Charlie Dore singles chronology
|  | "Pilot of the Airwaves" (1979) | "Fear of Flying" (1979) |

= Pilot of the Airwaves =

1979 single by Charlie Dore

"Pilot of the Airwaves" is a song by the English singer-songwriter Charlie Dore. It was released as a single in 1979 from her album Where to Now.
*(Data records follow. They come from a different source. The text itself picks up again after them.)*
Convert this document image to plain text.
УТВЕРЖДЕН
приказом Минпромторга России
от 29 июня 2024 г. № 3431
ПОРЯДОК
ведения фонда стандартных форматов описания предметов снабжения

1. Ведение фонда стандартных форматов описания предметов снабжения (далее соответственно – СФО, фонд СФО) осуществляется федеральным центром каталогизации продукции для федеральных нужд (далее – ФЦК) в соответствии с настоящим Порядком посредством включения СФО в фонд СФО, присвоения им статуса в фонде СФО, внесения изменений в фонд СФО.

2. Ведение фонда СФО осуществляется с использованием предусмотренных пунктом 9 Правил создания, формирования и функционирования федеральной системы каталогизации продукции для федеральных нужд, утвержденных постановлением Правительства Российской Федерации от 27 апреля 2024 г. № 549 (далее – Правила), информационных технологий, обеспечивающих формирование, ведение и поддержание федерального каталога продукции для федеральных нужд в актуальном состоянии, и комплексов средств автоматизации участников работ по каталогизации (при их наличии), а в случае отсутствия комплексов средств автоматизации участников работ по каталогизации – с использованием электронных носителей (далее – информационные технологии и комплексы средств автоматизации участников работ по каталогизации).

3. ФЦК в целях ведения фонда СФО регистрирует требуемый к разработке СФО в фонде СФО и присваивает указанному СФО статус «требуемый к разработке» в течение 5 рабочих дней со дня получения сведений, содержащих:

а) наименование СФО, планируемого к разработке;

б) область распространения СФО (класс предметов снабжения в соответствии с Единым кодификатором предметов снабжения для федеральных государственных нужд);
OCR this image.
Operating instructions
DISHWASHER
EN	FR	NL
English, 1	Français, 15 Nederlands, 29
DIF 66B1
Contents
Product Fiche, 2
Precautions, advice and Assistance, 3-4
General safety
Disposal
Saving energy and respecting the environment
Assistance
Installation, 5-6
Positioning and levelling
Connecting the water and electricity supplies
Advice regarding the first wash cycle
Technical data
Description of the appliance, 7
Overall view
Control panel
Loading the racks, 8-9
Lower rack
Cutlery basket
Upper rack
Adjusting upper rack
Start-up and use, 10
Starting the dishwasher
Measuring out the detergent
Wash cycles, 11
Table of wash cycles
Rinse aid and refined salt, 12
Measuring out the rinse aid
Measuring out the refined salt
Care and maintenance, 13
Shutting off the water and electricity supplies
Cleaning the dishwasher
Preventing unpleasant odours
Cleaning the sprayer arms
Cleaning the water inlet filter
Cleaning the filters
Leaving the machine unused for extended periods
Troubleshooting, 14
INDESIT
The song reached number 13 on the Billboard Hot 100, and earned her the Record World New Female Artist of the Year, and an ASCAP award. The single also charted in Canada, Australia, and Europe.

==Content==
The lyrics are from the point of view of a woman who frequently listens, late at night, to a radio disc jockey whom she calls a "pilot of the airwaves", keeping what has often been called the "dawn patrol". She admits that she has few real-life friends and that the DJ keeps her as much company as she believes she needs, describing her life and the feelings she has surrounding the fact that she considers the radio DJ her only true friend. The DJ does not need to play the selection she has requested; she does hope the DJ will do his best along those lines, adding:

I've been listening to your show on the radio,
And you seem like a friend to me.

==In history==
On 5 November 1990, "Pilot of the Airwaves" was the final track played by Radio Caroline as an unlicensed offshore radio station.

==Charts==

===Weekly charts===

| Chart (1979–1980) | Peak position |
|---|---|
| Australia (KMR) | 28 |
| Canada RPM Top 100 | 3 |
| New Zealand (RIANZ) | 12 |
| UK Singles (OCC) | 66 |
| US Billboard Hot 100 | 13 |
| US Billboard Hot Adult Contemporary Tracks | 4 |
| US Cash Box Top 100 | 12 |

===Year-end charts===

| Chart (1980) | Rank |
|---|---|
| Canada RPM Top 100 | 38 |
| US Billboard Hot 100 | 77 |

==Cover versions==
French singer Sheila recorded a version, entitled "Pilote sur les ondes", in 1980. Ingrid Peters recorded a German cover version, entitled "Weißt Du Wo Du Hingehst", in 1980.